Columbus De’Marcus Pruitt
Biography
Columbus is an eighth year Ph.D. candidate interested in political theory and American politics. He received his B.A. in Political Science, and M.A. in Gender and Race studies from the University of Alabama. His interest includes how race and gender are used to describe social societies and political discourse in the United States, traditional democratic theory, and cultural studies.
Job Market Paper Title
Liberalism’s Limits: Race, Narrative, and the Boundaries of Justice in Political Theory
Job Market Paper Abstract
This paper intervenes in debates about race, justice, and political belonging by positioning Toni Morrison’s literary vision alongside Angela Davis’s radical political theory, Robert Gooding-Williams’s reflections on Black politics and historicism, and Charles Mills’s critique of liberalism’s racial epistemologies. I argue that Black radical thought—particularly as developed through Morrison’s Home, Davis’s abolitionist writings, and Mills’s concepts of white supremacy and cognitive ignorance—challenges liberalism’s faith in moral consensus, procedural justice, and state-centered reform.
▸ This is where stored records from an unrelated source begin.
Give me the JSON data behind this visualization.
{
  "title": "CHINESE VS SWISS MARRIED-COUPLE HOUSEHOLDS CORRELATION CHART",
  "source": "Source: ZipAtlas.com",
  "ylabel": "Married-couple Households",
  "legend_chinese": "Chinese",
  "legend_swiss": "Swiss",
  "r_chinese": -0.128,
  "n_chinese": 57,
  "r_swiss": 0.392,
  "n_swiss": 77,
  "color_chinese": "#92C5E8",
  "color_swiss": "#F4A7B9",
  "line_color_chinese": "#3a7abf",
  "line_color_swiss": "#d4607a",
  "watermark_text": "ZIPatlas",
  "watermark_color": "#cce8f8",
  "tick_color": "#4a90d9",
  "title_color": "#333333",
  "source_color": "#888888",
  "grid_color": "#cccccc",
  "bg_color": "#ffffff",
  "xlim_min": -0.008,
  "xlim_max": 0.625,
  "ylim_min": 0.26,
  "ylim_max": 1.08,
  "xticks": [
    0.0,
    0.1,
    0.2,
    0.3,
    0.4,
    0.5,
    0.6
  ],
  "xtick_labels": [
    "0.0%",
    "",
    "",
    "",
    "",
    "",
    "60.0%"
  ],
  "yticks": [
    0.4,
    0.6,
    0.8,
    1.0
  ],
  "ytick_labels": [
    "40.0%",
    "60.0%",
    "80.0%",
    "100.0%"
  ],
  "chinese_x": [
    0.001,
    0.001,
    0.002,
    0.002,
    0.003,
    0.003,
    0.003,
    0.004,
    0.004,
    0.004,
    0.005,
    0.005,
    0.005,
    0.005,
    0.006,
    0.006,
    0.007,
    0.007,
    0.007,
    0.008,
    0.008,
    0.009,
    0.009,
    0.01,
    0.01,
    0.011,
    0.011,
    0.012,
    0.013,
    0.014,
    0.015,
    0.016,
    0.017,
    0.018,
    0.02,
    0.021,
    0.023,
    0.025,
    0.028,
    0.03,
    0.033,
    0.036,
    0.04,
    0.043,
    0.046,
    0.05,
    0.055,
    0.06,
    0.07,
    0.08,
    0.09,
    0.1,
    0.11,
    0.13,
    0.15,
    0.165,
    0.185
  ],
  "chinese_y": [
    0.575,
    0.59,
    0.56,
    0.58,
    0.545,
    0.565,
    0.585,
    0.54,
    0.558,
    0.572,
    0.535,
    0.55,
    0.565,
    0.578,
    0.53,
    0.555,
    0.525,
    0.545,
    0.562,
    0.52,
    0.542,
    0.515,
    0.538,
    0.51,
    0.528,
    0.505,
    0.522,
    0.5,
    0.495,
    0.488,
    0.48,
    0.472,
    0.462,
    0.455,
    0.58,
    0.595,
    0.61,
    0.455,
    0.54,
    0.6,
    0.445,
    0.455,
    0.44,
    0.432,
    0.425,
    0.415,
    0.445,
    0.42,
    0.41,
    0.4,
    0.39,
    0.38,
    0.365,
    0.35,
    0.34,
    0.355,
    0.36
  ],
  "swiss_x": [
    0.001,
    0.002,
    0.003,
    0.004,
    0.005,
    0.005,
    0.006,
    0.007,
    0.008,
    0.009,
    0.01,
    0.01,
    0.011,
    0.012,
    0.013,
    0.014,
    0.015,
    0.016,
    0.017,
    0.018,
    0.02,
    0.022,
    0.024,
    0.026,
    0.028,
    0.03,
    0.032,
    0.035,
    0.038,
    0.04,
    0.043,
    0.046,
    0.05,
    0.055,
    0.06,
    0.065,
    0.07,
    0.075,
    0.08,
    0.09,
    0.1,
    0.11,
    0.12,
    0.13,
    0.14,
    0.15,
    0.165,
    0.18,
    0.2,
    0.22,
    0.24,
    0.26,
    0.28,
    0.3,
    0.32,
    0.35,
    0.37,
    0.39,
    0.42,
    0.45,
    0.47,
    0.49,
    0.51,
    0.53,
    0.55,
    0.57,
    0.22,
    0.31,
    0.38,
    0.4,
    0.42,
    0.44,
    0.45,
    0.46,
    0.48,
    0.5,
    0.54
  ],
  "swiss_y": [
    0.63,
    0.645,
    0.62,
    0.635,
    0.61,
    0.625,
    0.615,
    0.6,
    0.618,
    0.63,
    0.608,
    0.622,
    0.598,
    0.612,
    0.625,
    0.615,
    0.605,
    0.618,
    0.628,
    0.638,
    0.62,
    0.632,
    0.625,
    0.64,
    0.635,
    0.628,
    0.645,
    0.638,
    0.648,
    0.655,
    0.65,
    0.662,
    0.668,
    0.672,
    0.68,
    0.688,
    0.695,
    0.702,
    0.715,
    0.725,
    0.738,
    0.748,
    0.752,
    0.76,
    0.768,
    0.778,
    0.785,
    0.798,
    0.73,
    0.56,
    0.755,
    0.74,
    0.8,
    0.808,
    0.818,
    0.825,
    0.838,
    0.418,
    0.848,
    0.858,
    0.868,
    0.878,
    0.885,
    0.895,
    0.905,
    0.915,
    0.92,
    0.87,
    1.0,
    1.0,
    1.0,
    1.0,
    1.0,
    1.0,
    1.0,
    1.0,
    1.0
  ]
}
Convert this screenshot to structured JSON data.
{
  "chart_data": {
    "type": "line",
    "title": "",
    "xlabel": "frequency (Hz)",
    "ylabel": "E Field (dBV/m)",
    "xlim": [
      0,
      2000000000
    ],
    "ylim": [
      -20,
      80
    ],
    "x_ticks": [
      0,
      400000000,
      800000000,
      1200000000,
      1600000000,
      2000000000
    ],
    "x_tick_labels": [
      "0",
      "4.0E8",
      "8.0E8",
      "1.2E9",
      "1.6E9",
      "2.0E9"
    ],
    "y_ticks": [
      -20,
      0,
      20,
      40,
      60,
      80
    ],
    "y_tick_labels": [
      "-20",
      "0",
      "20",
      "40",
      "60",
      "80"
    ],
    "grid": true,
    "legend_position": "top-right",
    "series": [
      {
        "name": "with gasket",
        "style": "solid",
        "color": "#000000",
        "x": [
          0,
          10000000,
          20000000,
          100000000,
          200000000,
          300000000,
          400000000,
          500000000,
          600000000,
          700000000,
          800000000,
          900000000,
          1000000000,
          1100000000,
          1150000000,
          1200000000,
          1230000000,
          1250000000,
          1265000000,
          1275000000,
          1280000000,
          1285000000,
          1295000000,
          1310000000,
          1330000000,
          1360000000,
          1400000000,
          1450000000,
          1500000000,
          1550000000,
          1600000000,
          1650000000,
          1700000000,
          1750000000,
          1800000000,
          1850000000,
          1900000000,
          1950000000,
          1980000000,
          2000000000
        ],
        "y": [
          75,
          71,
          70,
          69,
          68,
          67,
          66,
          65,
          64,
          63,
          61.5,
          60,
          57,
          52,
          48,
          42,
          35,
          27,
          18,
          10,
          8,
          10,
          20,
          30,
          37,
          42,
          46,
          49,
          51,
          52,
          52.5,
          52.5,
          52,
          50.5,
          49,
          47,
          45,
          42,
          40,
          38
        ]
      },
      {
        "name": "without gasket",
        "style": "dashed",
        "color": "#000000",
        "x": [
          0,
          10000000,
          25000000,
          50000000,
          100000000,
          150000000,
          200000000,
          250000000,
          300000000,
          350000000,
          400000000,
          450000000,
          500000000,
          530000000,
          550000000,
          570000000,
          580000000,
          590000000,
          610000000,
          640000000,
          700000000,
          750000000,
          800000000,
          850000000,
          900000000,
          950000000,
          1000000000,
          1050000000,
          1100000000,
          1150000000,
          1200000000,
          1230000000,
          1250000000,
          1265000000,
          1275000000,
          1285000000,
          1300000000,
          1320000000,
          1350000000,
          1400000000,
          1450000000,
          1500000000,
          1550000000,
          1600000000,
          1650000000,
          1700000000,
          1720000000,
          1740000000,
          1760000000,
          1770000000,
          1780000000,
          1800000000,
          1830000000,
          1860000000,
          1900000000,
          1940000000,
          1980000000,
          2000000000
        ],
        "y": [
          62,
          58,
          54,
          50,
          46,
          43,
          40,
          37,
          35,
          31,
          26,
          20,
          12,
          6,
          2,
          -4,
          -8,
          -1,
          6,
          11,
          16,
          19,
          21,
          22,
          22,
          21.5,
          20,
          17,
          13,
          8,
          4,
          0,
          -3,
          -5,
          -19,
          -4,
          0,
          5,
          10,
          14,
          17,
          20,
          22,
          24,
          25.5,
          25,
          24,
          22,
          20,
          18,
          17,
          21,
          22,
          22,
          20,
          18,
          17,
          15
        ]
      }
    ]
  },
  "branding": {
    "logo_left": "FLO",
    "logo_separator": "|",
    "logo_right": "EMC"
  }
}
Through this lens, race is not merely a site of exclusion to be reconciled within liberal frameworks but a constitutive force that exposes liberalism’s historical complicity in racialized violence and political abandonment. While Tommie Shelby’s Dark Ghettos offers a rigorous defense of justice for the Black urban poor within a Rawlsian framework, I argue that his account remains insufficient for capturing the depth of racial domination and the ethical life of black communities.
Drawing on Morrison’s Home and The Source of Self-Regard, alongside Black feminist theorists such as Christina Sharpe and Hortense Spillers, I theorize “narrative rupture” as a mode of political critique that unsettles the moral consensus of liberal theory. Morrison’s literary techniques—haunting, fragmentation, and refusal—offer a political vocabulary rooted not in liberal recognition or redistributive fairness but in care, mourning, and embodied survival. Mills’s concept of white ignorance deepens this critique, revealing how epistemologies of liberal justice actively obscure the histories of racial oppression and the lived experiences of black life.
Thus, this dissertation extends the critique of liberal political thought by drawing together literary, feminist, and philosophical resources to reimagine democratic life beyond fairness and inclusion. It offers a literary-political intervention into political theory by demonstrating how Black radical traditions illuminate the structural absences of liberalism and reorient the project of justice toward ethical life, historical consciousness, and collective responsibility.